Ce blog Culture tout azimut vous propose des articles sur des livres récemment lus. Les lecteurs sont invités à partager leurs points de vue.

Scherbius (et moi)

Roman psychiatrique d'Antoine Bello

Roman psychiatrique d'Antoine Bello

Aujourd’hui ma chronique est consacrée à Scherbius (et moi) d’Antoine Bello.

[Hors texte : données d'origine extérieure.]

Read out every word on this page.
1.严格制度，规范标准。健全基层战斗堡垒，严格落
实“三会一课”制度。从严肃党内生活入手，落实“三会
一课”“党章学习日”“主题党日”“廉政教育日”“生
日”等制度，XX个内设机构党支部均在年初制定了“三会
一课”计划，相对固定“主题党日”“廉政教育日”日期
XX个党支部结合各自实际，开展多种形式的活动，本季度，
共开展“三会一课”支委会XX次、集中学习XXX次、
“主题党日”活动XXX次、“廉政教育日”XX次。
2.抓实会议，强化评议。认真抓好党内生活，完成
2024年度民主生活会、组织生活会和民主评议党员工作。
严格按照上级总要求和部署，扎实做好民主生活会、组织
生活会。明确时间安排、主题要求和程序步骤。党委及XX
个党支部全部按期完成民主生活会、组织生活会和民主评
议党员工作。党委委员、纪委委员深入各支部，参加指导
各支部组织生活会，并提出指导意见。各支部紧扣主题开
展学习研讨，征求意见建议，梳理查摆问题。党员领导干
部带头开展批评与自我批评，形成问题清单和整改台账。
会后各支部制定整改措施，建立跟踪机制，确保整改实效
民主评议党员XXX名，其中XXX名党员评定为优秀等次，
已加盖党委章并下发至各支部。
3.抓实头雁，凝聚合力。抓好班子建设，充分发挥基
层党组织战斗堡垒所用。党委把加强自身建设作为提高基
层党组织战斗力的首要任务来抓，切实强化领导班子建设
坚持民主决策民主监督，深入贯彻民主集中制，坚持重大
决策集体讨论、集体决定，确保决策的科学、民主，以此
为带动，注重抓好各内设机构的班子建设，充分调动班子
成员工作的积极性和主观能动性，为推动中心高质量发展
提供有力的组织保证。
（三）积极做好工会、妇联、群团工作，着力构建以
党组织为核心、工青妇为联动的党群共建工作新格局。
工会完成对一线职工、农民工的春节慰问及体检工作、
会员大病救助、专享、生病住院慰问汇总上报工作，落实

Ce roman est le récit d’une imposture magistrale. Le narrateur, Maxime Le Verrier, est un psychiatre parisien. L’histoire débute à la fin des années 70. Dès l’introduction, il explique comment, son cabinet tout juste ouvert, il reçoit un appel téléphonique d’un grand ponte le sollicitant pour prendre en consultation un patient singulier. Son agenda étant libre il accepte et ouvre sa porte au malade qui, au fil des décennies, va devenir son principal patient. Le médecin nouera un lien particulier avec lui, dont il témoigne dans son ouvrage intitulé Scherbius et publié aux Editions du Sens en 1978. Six versions augmentées seront ultérieurement publiées pour suivre l’évolution de la pathologie du protagoniste. Le roman d’Antoine Bello est la compilation de ces éditions successives.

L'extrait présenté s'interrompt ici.